You can use the --query.collection-logger-push-interval startup option to set a maximum wait time after which queries are logged to the system collection. This is a performance optimization that helps to reduce the overhead of the query logging. For example, a value of 10000 buffers query log entries in memory for at most 10,000 milliseconds before they are actually written to the system collection. When additional queries complete within this interval, their log entries are batched together into a single write operation to the system collection. This can amortize the cost of writing the query metadata to the system collection across multiple user queries.

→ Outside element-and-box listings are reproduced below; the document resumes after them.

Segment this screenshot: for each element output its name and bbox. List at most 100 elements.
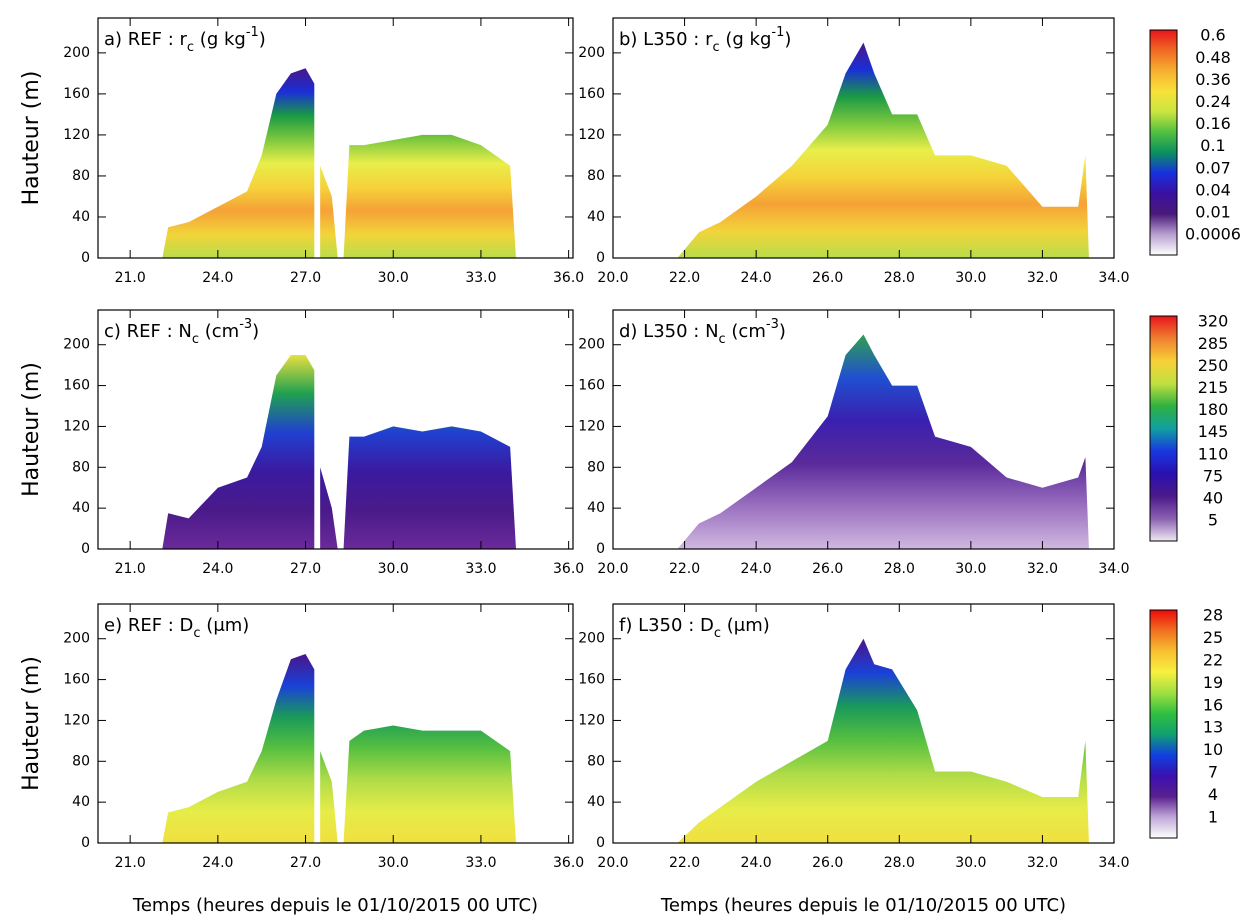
y-tick-label: 120: [63, 712, 90, 728]
title-part: (g kg: [720, 29, 772, 50]
cloud-area: [677, 42, 1089, 258]
x-tick-label: 32.0: [1027, 270, 1058, 286]
y-tick-label: 120: [63, 418, 90, 434]
colorbar: 320 285 250 215 180 145 110 75 40 5: [1149, 312, 1229, 542]
y-tick-label: 40: [587, 794, 605, 810]
y-axis-label: Hauteur (m): [19, 71, 44, 206]
colorbar-label: 40: [1203, 489, 1223, 508]
x-tick-label: 26.0: [812, 855, 843, 871]
x-tick-label: 26.0: [812, 561, 843, 577]
colorbar-label: 22: [1203, 651, 1223, 670]
colorbar-label: 10: [1203, 740, 1223, 759]
plot-frame: [612, 309, 1115, 550]
x-tick-label: 24.0: [741, 855, 772, 871]
title-part: -1: [246, 25, 259, 40]
title-part: ): [784, 29, 791, 50]
colorbar-label: 285: [1198, 334, 1229, 353]
x-tick-label: 26.0: [812, 270, 843, 286]
x-tick-label: 20.0: [597, 855, 628, 871]
x-tick-label: 30.0: [378, 561, 409, 577]
colorbar-label: 250: [1198, 356, 1229, 375]
colorbar-label: 1: [1208, 807, 1218, 826]
y-tick-label: 0: [596, 250, 605, 266]
cloud-area: [677, 638, 1089, 843]
x-tick-label: 22.0: [669, 270, 700, 286]
x-tick-label: 20.0: [597, 270, 628, 286]
x-tick-label: 30.0: [955, 561, 986, 577]
x-tick-label: 24.0: [202, 270, 233, 286]
panel-title: c) REF : Nc (cm-3): [104, 317, 259, 347]
panel: 0 40 80 120 160 200 21.0 24.0 27.0 30.0 33.0 36.0 a)…: [19, 17, 584, 286]
title-part: c: [719, 332, 726, 347]
x-tick-label: 24.0: [741, 561, 772, 577]
colorbar-label: 320: [1198, 312, 1229, 331]
title-part: (g kg: [194, 29, 246, 50]
x-tick-label: 36.0: [553, 561, 584, 577]
x-tick-label: 30.0: [955, 855, 986, 871]
x-tick-label: 20.0: [597, 561, 628, 577]
x-tick-label: 28.0: [884, 855, 915, 871]
colorbar-label: 13: [1203, 718, 1223, 737]
y-tick-label: 80: [72, 459, 90, 475]
x-tick-label: 22.0: [669, 561, 700, 577]
x-tick-label: 27.0: [290, 270, 321, 286]
panel: 0 40 80 120 160 200 21.0 24.0 27.0 30.0 33.0 36.0 e)…: [19, 603, 584, 916]
title-part: (cm: [726, 321, 766, 342]
title-part: f) L350 : D: [619, 615, 714, 636]
y-tick-label: 160: [578, 86, 605, 102]
y-tick-label: 80: [587, 753, 605, 769]
plot-frame: [612, 603, 1115, 844]
x-tick-label: 33.0: [465, 270, 496, 286]
plot-frame: [97, 17, 574, 259]
title-part: -3: [239, 317, 252, 332]
colorbar-label: 28: [1203, 606, 1223, 625]
colorbar-label: 25: [1203, 628, 1223, 647]
colorbar: 28 25 22 19 16 13 10 7 4 1: [1149, 606, 1223, 839]
title-part: -1: [771, 25, 784, 40]
colorbar-label: 7: [1208, 763, 1218, 782]
x-tick-label: 34.0: [1098, 561, 1129, 577]
y-tick-label: 40: [587, 500, 605, 516]
colorbar-label: 180: [1198, 400, 1229, 419]
title-part: b) L350 : r: [619, 29, 713, 50]
y-tick-label: 160: [578, 672, 605, 688]
y-tick-label: 80: [72, 168, 90, 184]
title-part: ): [259, 29, 266, 50]
colorbar-label: 0.04: [1195, 180, 1231, 199]
title-part: -3: [766, 317, 779, 332]
colorbar-label: 0.48: [1195, 48, 1231, 67]
y-tick-label: 200: [63, 631, 90, 647]
colorbar-label: 4: [1208, 785, 1218, 804]
colorbar-scale: [1149, 315, 1178, 542]
x-tick-label: 22.0: [669, 855, 700, 871]
y-tick-label: 40: [72, 500, 90, 516]
x-tick-label: 33.0: [465, 561, 496, 577]
y-tick-label: 200: [63, 337, 90, 353]
x-tick-label: 24.0: [202, 855, 233, 871]
colorbar-label: 16: [1203, 695, 1223, 714]
y-tick-label: 200: [578, 631, 605, 647]
x-tick-label: 27.0: [290, 561, 321, 577]
title-part: a) REF : r: [104, 29, 188, 50]
title-part: c: [712, 40, 719, 55]
colorbar-label: 110: [1198, 444, 1229, 463]
y-tick-label: 40: [72, 794, 90, 810]
x-tick-label: 36.0: [553, 270, 584, 286]
title-part: c: [714, 626, 721, 641]
x-tick-label: 27.0: [290, 855, 321, 871]
colorbar-label: 0.1: [1200, 136, 1225, 155]
y-tick-label: 160: [63, 86, 90, 102]
x-tick-label: 34.0: [1098, 270, 1129, 286]
title-part: c: [192, 332, 199, 347]
cloud-area: [162, 354, 517, 549]
title-part: c) REF : N: [104, 321, 192, 342]
x-tick-label: 28.0: [884, 561, 915, 577]
x-tick-label: 21.0: [115, 855, 146, 871]
x-tick-label: 32.0: [1027, 855, 1058, 871]
colorbar-label: 19: [1203, 673, 1223, 692]
y-tick-label: 200: [578, 45, 605, 61]
y-tick-label: 80: [587, 459, 605, 475]
colorbar: 0.6 0.48 0.36 0.24 0.16 0.1 0.07 0.04 0.01 0.0006: [1149, 26, 1241, 256]
title-part: d) L350 : N: [619, 321, 719, 342]
y-tick-label: 80: [72, 753, 90, 769]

The --query.collection-logger-max-buffered-queries startup option limits the number of query log entries to buffer in memory before they are flushed to the system collection. Once this limit has been reached, no further query metadata is buffered in memory and it is lost. To make this relatively unlikely, a flush is triggered automatically once 25% of the limit is reached. However, it is still possible that the single-thread flush operation cannot keep up with the rate of incoming queries so that the limit is reached and some query metadata is not logged.

Any queries that are buffered in memory and are not yet flushed out to the system collection is lost in case the arangod process shuts down or crashes. The query logging functionality should therefore not be used for auditing but rather for debugging and troubleshooting query issues, such as finding long-running queries, queries that produced warnings or errors, users that overuse the database, and so on.